Il y a un débat parmi les biographes et les historiens sur les débuts de sa vie. La vie d’Alexander Fleming aurait été bouleversée dans son enfance par une rencontre extraordinaire, une sorte de miracle qu’il n’a jamais voulu confirmer quand la presse lui demandait de la raconter. Cette rencontre vraie ou pas, a contribué à la légende d’un homme hors du commun.

Légendaire ou pas, cette rencontre vaut d’être racontée... Ça pourrait commencer comme un conte de fée. Une rencontre entre un prince et un fils de paysan.

Il était une fois Fleming, un pauvre fermier écossais qui vivait dans le village de Moch Field, dans la région du Yorkshire. Ce paysan travaillait dur dans son champ, afin de subvenir aux besoins de sa famille composée de huit enfants.

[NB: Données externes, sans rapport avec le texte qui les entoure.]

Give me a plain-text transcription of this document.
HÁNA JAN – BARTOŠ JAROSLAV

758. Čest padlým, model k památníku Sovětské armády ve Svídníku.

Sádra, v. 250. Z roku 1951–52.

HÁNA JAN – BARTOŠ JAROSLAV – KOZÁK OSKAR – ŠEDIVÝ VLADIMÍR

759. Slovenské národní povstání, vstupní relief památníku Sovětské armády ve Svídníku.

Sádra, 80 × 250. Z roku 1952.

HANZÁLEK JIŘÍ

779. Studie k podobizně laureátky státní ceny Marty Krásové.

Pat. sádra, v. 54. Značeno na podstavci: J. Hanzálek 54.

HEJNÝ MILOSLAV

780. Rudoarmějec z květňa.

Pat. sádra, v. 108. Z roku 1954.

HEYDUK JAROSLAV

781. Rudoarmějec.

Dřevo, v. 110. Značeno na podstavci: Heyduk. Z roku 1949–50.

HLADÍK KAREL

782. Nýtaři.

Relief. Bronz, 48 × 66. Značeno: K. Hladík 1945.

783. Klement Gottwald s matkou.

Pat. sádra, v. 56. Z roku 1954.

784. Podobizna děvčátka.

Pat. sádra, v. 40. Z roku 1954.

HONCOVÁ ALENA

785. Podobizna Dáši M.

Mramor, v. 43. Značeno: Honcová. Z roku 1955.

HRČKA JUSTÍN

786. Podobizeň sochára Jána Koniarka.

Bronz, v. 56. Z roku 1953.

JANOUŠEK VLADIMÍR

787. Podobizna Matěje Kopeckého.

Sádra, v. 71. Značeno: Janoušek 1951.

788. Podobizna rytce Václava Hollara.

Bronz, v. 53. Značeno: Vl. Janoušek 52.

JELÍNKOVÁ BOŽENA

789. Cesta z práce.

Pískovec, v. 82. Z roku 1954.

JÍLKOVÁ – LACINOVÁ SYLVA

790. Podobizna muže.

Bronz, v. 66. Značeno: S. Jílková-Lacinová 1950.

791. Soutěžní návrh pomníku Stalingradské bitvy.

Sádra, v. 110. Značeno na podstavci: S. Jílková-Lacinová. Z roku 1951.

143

Un jour, qui ressemblait à tant d’autres, il entendit résonner un cri, en provenance d’un marécage tout proche. Des hurlements sous forme d’appel au secours. Ni une ni deux, il abandonna ses outils de travail, s’y précipita et y découvrit un jeune garçon enfoncé jusqu’à la taille dans une mare de boue. Apeuré, l’enfant criait, tentant de s’en libérer.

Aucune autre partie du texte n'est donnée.